Nach den Ankündigungen soll die Maßnahme darauf abzielen:

  • den Wettbewerb zwischen großen Fonds und privaten Käufern zu reduzieren.
  • die Anhäufung von Einfamilienhäusern als Finanzanlage zu verhindern.
  • den Zugang zu Wohnraum für Familien und lokale Bewohner zu erleichtern.

Es ist hervorzuheben, dass es sich bislang um einen politischen Vorschlag und nicht um geltendes Recht handelt. Für eine Umsetzung müsste das entsprechende Gesetzgebungsverfahren in den Vereinigten Staaten durchlaufen werden.

Dieser Ansatz spiegelt eine international zunehmend verbreitete Tendenz wider: nicht so sehr den Immobilienkauf durch Ausländer zu verbieten, sondern vielmehr den Erwerb durch große Investoren zu begrenzen – eine Strategie, die sich von der in Spanien im Zusammenhang mit ausländischen Nichtresidenten geführten Debatte unterscheidet.

Was hat es mit der sogenannten „100-%-Steuer“ für ausländische Käufer auf sich?

Wenn über ein mögliches Verbot des Immobilienkaufs in Spanien durch ausländische Nichtresidenten gesprochen wird, fällt häufig auch der Begriff der sogenannten „100-%-Steuer“. Es ist jedoch wichtig, genau zu erläutern, worum es sich dabei handelt.

Dabei handelt es sich nicht um eine bereits geltende Steuer, sondern um eine vorgeschlagene steuerliche Maßnahme, die den Immobilienkauf durch nicht in der EU ansässige Nichtresidenten unattraktiver machen soll. Vorgesehen wäre ein Steueraufschlag in Höhe von 100 % des Immobilienwerts zum Zeitpunkt des Kaufs, was die Transaktion erheblich verteuern würde.

Die 100-%-Steuer würde nicht in der EU ansässige ausländische Nichtresidenten betreffen

Nach dem Vorschlag würde dieser Aufschlag:

  • nicht die üblichen Steuern ersetzen, wie die ITP oder die IVA und AJD, sondern zusätzlich zu ihnen erhoben werden.
  • ausschließlich nicht in der EU ansässige ausländische Nichtresidenten betreffen.
  • das Ziel verfolgen, den Nachfragedruck in Gebieten mit besonders angespanntem Immobilienmarkt zu verringern.
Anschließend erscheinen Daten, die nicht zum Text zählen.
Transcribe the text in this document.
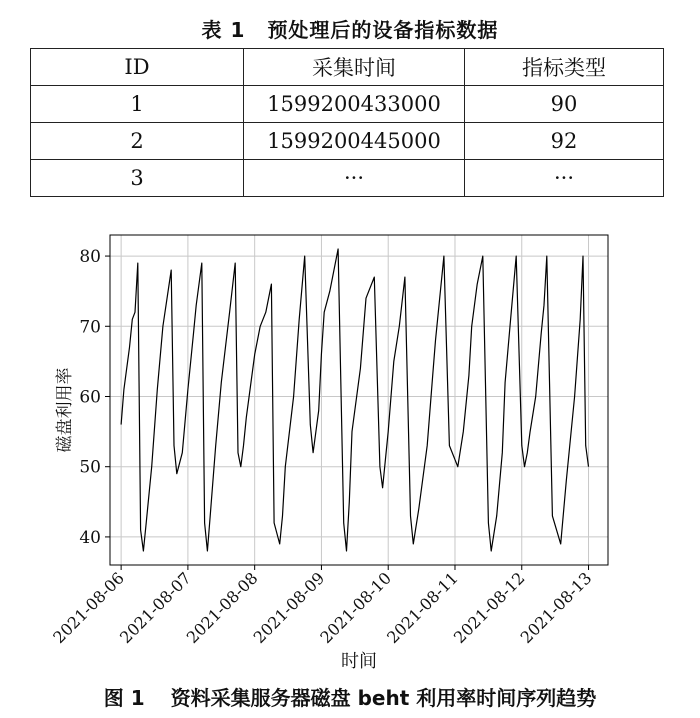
表 1 预处理后的设备指标数据
ID	采集时间	指标类型
1	1599200433000	90
2	1599200445000	92
3	···	···
40
50
60
70
80
2021-08-06
2021-08-07
2021-08-08
2021-08-09
2021-08-10
2021-08-11
2021-08-12
2021-08-13
时间
磁盘利用率
图 1 资料采集服务器磁盘 beht 利用率时间序列趋势
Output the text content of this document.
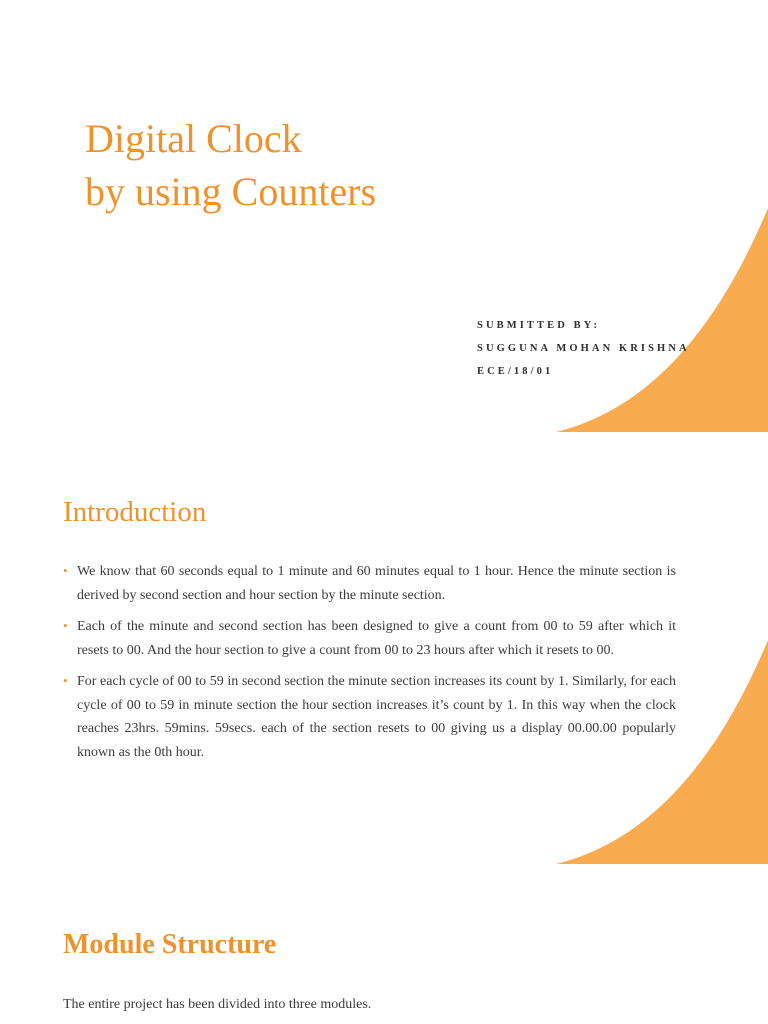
Digital Clock
by using Counters

SUBMITTED BY:

SUGGUNA MOHAN KRISHNA

ECE/18/01

Introduction
• We know that 60 seconds equal to 1 minute and 60 minutes equal to 1 hour. Hence the minute section is derived by second section and hour section by the minute section.
• Each of the minute and second section has been designed to give a count from 00 to 59 after which it resets to 00. And the hour section to give a count from 00 to 23 hours after which it resets to 00.
• For each cycle of 00 to 59 in second section the minute section increases its count by 1. Similarly, for each cycle of 00 to 59 in minute section the hour section increases it’s count by 1. In this way when the clock reaches 23hrs. 59mins. 59secs. each of the section resets to 00 giving us a display 00.00.00 popularly known as the 0th hour.
Module Structure

The entire project has been divided into three modules.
Es ist wichtig zu betonen, dass diese 100-%-Steuer weder verabschiedet wurde noch derzeit in Spanien angewendet wird. Sie ist Teil der Debatte darüber, wie der Immobilienkauf zu Investitionszwecken eingeschränkt werden könnte, wurde jedoch nicht zu einer tatsächlichen steuerlichen Verpflichtung.

Derzeit zahlen ausländische Käufer in Spanien weiterhin dieselben Steuern wie bisher, abhängig davon, ob es sich um einen Neubau oder eine Bestandsimmobilie handelt und in welcher Comunidad Autónoma sich die Immobilie befindet.

Was man unbedingt wissen sollte

Zusammenfassend sollten wir folgende Punkte zur möglichen Einschränkung des Immobilienkaufs in Spanien durch Ausländer klar im Blick behalten:

  • Es ist nicht verboten, als ausländischer Nichtresident eine Immobilie in Spanien zu kaufen.
  • Die Vorschläge richten sich vor allem an nicht in der EU ansässige ausländische Nichtresidenten, nicht an alle Käufer.
  • Ein allgemeines Verbot wäre rechtlich komplex; wahrscheinlicher sind steuerliche Maßnahmen.
  • Andere Länder wie Kanada oder die Vereinigten Staaten haben unterschiedliche Ansätze in jeweils eigenen rechtlichen Kontexten gewählt.

Bevor wir Entscheidungen treffen, sollten wir uns stets über die zum Zeitpunkt des Kaufs geltende Rechtslage informieren und zwischen politischen Vorschlägen und tatsächlich verabschiedeten Gesetzen unterscheiden.